The study suggests that this decreasing support matters on two levels. The first is that the support an employee receives influences their state of mind and how much effort they make to settle into their new workplace. It also influences successful integration and effort put into work.
The study looks at the local circumstances of the new employee, ie the way the people they see every day behave. It explores the role these circumstances play in shaping the behaviour of the new employee.
The hypothesis is that asking questions to integrate oneself into both the community and into the processes of the organisation require making calls on the time and energy of ones colleagues. Therefore having visual confirmation of such a social and supportive environment can reinforce the courage in new employees to do likewise.
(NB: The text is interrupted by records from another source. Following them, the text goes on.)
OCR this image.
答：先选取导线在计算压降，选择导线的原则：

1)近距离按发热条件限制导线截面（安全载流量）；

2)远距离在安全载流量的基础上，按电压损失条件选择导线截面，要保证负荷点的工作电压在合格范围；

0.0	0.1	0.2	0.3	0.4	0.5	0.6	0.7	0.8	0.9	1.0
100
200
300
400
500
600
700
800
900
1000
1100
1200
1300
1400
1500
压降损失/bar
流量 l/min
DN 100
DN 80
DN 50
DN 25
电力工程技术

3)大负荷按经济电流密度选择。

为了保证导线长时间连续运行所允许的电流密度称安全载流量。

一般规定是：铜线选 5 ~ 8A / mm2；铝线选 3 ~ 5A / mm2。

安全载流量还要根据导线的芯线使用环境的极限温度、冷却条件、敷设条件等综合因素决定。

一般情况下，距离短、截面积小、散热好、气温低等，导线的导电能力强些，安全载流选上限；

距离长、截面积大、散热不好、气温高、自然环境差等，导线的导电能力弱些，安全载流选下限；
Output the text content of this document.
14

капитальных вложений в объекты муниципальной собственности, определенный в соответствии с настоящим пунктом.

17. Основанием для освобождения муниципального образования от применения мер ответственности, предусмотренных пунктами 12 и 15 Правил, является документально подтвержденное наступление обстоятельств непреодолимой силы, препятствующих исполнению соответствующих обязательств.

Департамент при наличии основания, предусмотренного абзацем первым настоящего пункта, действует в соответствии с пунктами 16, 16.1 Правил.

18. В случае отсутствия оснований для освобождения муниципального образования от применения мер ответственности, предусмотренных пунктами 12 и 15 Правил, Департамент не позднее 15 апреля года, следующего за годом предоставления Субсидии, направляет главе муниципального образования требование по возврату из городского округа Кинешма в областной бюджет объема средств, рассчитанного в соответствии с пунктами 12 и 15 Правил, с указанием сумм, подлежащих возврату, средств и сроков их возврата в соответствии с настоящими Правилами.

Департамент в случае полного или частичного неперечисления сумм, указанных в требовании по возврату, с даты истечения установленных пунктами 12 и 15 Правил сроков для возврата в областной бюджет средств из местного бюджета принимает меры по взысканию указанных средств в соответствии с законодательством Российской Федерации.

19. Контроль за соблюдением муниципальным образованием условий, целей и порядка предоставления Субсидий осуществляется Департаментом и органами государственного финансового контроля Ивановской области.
The results showed that this is often the case. When the 255 participants were placed in a new work environment and asked to perform pro-socialisation behaviours. They found that the participants did more integrating when they received higher levels of support from colleagues. Data collected over the following thirteen weeks showed that when the support declined, so too would efforts to integrate.
The initial support received by a new employee was then found to translate into longer-term performance enhancements. Support led to higher organisational commitment and more proactive efforts to solve work problems, together with fewer withdrawal behaviours such as skipping meetings.
Collaboration is as much an attitude as it is anything else, so selling the culture of collaboration to new hires is critical. This study highlights the crucial role on-boarding new recruits in a supportive way can play in embedding collaborative behaviours in employees. If we start rewarding early support behaviours, and give leeway to co-workers and supervisors so they also have time to help out, this gives newcomers the support they need to make an impact.